Ten deleted scenes follow closely, all of which last for around a minute in length, and hint more at the relationships between the four main characters, as well as Jared and Sam’s dealings with Bates. But all are contain the same stale dialogue, and sadly add nothing new or interesting to the finished film.

Next up on the disc is the usual making-of featurette. This one is your usual mix of behind the scenes tomfoolery and stories, interviews with the cast and crew and b-roll footage. Like the director’s commentary, this is pretty comprehensive and mildly enjoyable, even if it does become one of those features where everyone says how wonderful everyone was. But, I suppose you get that with most featurettes, and this one is worth a quick peek.

Screen tests are also included on the disc, focusing on Scott Caan and Tyson Beckford who plays a gangster-type in the movie.
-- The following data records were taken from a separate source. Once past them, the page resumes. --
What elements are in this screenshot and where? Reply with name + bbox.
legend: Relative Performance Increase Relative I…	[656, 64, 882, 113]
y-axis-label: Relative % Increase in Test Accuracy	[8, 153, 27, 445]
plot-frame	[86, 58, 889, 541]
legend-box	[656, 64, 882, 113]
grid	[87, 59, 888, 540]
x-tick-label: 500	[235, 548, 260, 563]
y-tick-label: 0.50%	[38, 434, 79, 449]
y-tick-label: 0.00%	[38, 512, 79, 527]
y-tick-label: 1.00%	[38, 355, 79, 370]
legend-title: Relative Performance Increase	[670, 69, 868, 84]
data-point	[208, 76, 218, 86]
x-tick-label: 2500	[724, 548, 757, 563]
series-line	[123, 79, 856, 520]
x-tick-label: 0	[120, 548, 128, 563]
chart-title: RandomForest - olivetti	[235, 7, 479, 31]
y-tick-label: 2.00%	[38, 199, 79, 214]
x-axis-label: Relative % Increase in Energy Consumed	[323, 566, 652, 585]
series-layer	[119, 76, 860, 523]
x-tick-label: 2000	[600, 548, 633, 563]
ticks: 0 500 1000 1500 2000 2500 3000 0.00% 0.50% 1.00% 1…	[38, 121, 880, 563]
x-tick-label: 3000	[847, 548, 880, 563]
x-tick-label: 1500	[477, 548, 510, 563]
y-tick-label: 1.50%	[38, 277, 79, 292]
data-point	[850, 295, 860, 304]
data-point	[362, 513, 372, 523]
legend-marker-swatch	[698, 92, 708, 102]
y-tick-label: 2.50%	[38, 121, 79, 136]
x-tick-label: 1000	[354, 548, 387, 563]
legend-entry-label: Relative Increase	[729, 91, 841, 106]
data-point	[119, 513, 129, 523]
I’ve always found the acting process fascinating, and I do admire actors for the amount of work they put in and the strain it takes for them to just be considered, and these little audition snippets are well worth watching just to watch the art of acting, even if both men’s abilities are limited.

Into the Blue


While technically excellent, Into the Blue fails on the film front, providing us with yet another by the numbers Hollywood thriller, that tries to gloss over its shortcomings with beautiful scenery and perfect looking people. In the hands of another director and writer, this could have made for a passable night at the movies. Instead, it’s a pain staking two hours or so, woefully acted and boring throughout. But hey, if nothing else, the cover art is very nice indeed.